Twenty assembly plant production workers were transferred Monday from the next-door car assembly plant to the Lordstown Complex's new body shop to train on the new car body-making machinery, with the total to reach 195 in coming months.
Testing of gaps in fenders, hoods and other steel body sections is ahead of the schedule that will take that quality measure up to 90 percent of ideal tolerance.
Workers check and double-check test models to validate a mind-numbing array of changes at the Lordstown Complex, automaking factories that have seen their share of critical vehicle launches in 44 years.
It all adds up to what's being called General Motors Corp.'s largest-ever installation of robots - more than 800 weld-sparking, fender-toting, quality-testing mechanical arms and eyes - in the Lordstown West Plant's new body shop.
The goal is to launch on Aug. 9 the first of thousands of flawless Chevrolet Cruze upscale small cars, continuing GM's efforts to polish its image as a maker of quality vehicles.
The Cruze is being called GM's most important vehicle launch this year because it's being designed for the mass market instead of the narrowly focused Chevrolet Volt plug-in electric small car.
GM showed it's taking the Cruze launch seriously by sending a two-man film crew to the complex Tuesday to film the validation process. The footage will be shown not only within GM but online at YouTube.com and other social media sites as GM tries to broaden its marketing reach.
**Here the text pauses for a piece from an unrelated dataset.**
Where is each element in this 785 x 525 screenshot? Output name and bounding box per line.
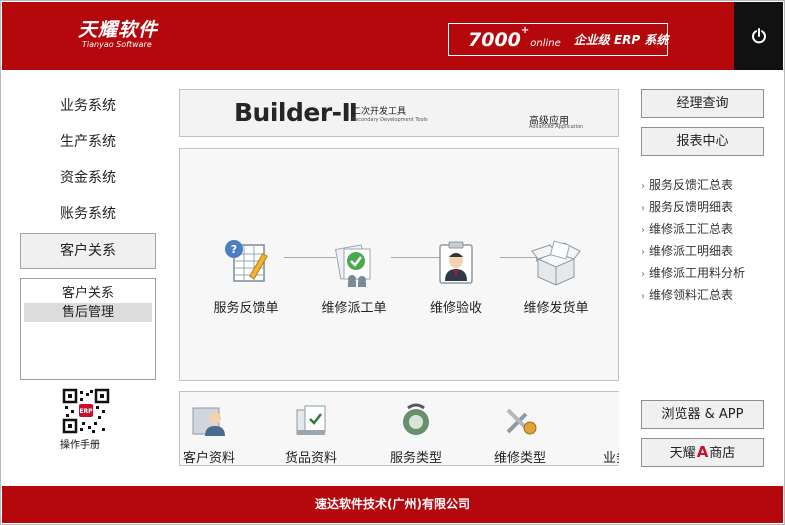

''We want to let people know how serious we are about building the safest, highest-quality and most reliable vehicle possible, which the Cruze will be,'' Lordstown spokesman Tom Mock said.
The star of the show - besides the Cruze itself - is Lordstown's new body shop in the complex's West metal fabricating plant.
Built with GM's $350 million investment, the shop is a forest of robot welders, movers and quality checkers that looks like a scene from a Hollywood science-fiction movie.
The robots for now are geared to building the Cruze sedan, a car GM says will deliver as many as 40 miles a gallon while carrying five passengers in style and comfort normally expected from a larger vehicle.
Rick Dowd, a 33-year Lordstown veteran from Lisbon who is the United Auto Workers launch coordinator, said new processes like using adhesive instead of ''pinch welds'' to join some metal parts and 1,000 inches of sealant will make the car both more durable and quieter than previous small cars made at the plant.
''Gluing two panels together is more structurally sound ... because pinch welding can lead to corrosion. There's also a weight savings,'' he said.
The Cruze's cabin noise level will be about 26 decibels, putting it at the level of the luxury Cadillac CTS, Dowd added.
Lordstown's goal ''is to be the best in the segment versus Toyota and Honda,'' Dowd said, referring to the Japanese automakers that for years have set the quality standard in the small-car segment.
In a room devoted to quality control, the metal body of a test Cruze undergoes some of the 900-plus checks done for a routine quality audit.
The car, built Jan. 22 as one of about 46 validation models the plant has made so far, is scanned and measured with a new process to make sure gaps between the sheet metal meet the 2 millimeter width target.
The models are at 75 percent of the tolerance level, well on their way toward the goal of 85 percent to 90 percent, Dowd said.
The complex will continue to make validation models, which won't be sold, for a few more months before switching to 500 to 600 Cruzes that will be saleable, Mock said.
Quality controls continue to the assembly plant, where workers will add the engine, instrument panel, seats and other components to the underbodies - undercarriage to roof - that come out of the body shop.
Assembly workers in the initial stage of chassis assembly install motor mounts, brake lines, air conditioning lines and other parts during build week, said Chris Ensign, who quarterbacked the Warren G. Harding Raiders to the state high school football championship in 1990 and now serves as chassis launch manager. Workers undergo training on the new processes during off weeks, he noted.
Because the Cruze already has been launched for European and Asian markets, Lordstown workers can call on help from around the world. Dowd said three workers from the Australian Cruze plant visited Lordstown last week. Another worker from South Korea has come to the plant.
''It keeps you from making the same mistake twice,'' he said.
Signs suggest the work is paying off. The Cruze has been chosen by the World Car Awards as a top 10 finalist for World Car of the Year. Winners will be judged by international auto industry journalists and announced April 1 at the New York Auto Show.
The car also is the first passenger car to receive maximum crash safety scores in Europe, as well as top five-star crash safety ratings China and Australia.
Achieving best-in-segment could position Lordstown for even bigger production plans. Dowd noted the new robots, of which about 600 came from other GM factories, enable Lordstown to make as many as six different body types, including a mini-SUV and two-door coupe model.
For now, the focus is on building the four-door sedan model, said Dowd, who noted he has worked on four previous launches, starting with several versions of the Chevrolet Cavalier J-Car and the current Chevrolet Cobalt, which began in October 2004.
Given the pressure on GM after exiting Chapter 11 bankruptcy last summer, the latest launch shapes up as the biggest for him and Lordstown's roughly 4,000 total work force.